“Another four dollar meal,” the husband says most nights after dinner.

While that may be a bit of an exaggeration, we probably do spend less on meals compared to many people.

Before the pandemic, Americans ate out an average of six times per week, according to the Business Insider. In a state-by-state analysis, the magazine’s data team found that Virginians spent an average of $2,788 per year on dining out. The average cost of a restaurant meal was $10.23.

Of course, with the COVID lockdown mandates, that all changed. People had no choice but to make meals at home. Some took advantage of restaurants that offered deliveries and curbside pickup.

The lockdown changed the way most of us cook and eat.

We’ve always cooked our meals from scratch. But during the work week (pre-pandemic), after arriving home from a day at the office, I rarely had any interest in making anything that required more than a few minutes to prepare.

When I began working from home in March 2020, I was able to defrost meats ahead of time, start a crockpot of stew or make a pot of soup. During work breaks, I looked up recipes and scanned the fridge and cabinets for ingredients. The husband, also a good cook, was doing his meal prep throughout the day too.

Our weeknight meals improved. With little else to look forward to, dinnertime was the highlight of our days.

As for restaurant ordering, after 30 years of rural living (and being away from New York), we finally have a great pizza place right “down the road.” And they deliver! So we took (take) advantage of that regularly.

Lots of people kept their favorite restaurants going by picking up meals one or two nights a week.

Apparently many Americans were like us, upping their meal prep game, or even learning to cook. An actor I know in Los Angeles who lives alone began making cooking videos to post on Instagram.

He titled his cooking show "Quarantine Classics." Most were single guy meals with a twist, like a double cheeseburger with jalapenos, nachos with curly fries topped with a bechamel sauce and a Mexican chicken noodle soup with zucchinis, jalapenos and cilantro.

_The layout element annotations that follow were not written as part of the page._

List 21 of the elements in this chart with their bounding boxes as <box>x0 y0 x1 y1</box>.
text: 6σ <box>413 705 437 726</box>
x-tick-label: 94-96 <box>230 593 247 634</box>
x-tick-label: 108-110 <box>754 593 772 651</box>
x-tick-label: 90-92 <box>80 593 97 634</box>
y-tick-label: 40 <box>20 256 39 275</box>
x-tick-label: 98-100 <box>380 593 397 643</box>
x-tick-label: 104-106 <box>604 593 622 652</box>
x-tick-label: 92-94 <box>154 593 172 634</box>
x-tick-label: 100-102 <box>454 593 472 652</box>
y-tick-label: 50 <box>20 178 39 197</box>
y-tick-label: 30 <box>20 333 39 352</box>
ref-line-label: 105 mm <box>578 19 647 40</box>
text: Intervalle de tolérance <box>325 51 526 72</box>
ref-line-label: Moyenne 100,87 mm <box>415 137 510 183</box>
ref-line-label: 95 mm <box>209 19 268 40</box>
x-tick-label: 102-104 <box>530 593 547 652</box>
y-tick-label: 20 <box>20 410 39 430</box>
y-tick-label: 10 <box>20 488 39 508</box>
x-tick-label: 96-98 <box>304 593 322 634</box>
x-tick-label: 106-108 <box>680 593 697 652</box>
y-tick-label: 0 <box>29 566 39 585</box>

CNN online did a photo story in March about people around the country expanding their cooking horizons. One of them was Eric Cox of Tucson, Ariz., showing off a rib-eye steak he’d grilled with an espresso dry rub, topping it with garlic, crispy sage, rosemary and garlic chive butter.

“As a full-time artist, this pandemic has drastically impacted how I'm creating,” Cox said. “When the economy is struggling and society is worried, there is a huge decline in art sales. I've been a fan of creating in the kitchen for a handful of years, but those creative juices have been flowing more during this struggle.”

As for our $4 dinners, the husband may not be that far off. We raised our own hogs last year, so we have lots of great hams, sirloin and sausage, and the husband cured and smoked bacon. We buy our amazing beef from a neighbor at a fraction of supermarket cost. In the summer, we eat mostly vegetables from the garden.

Our grocery shopping at a discount store is quite an adventure, because you never know what you’re going to find there. From flavored seltzer water, kombucha and real Irish tea to frozen mussels, bean sprouts and dark chocolate — all cheap! — we enjoy so many of our finds.

Have you acquired new cooking skills during the pandemic? Experimented with new dishes? I’d love to hear about it.

Bon appetit!

Luanne Austin lives in Mount Sidney.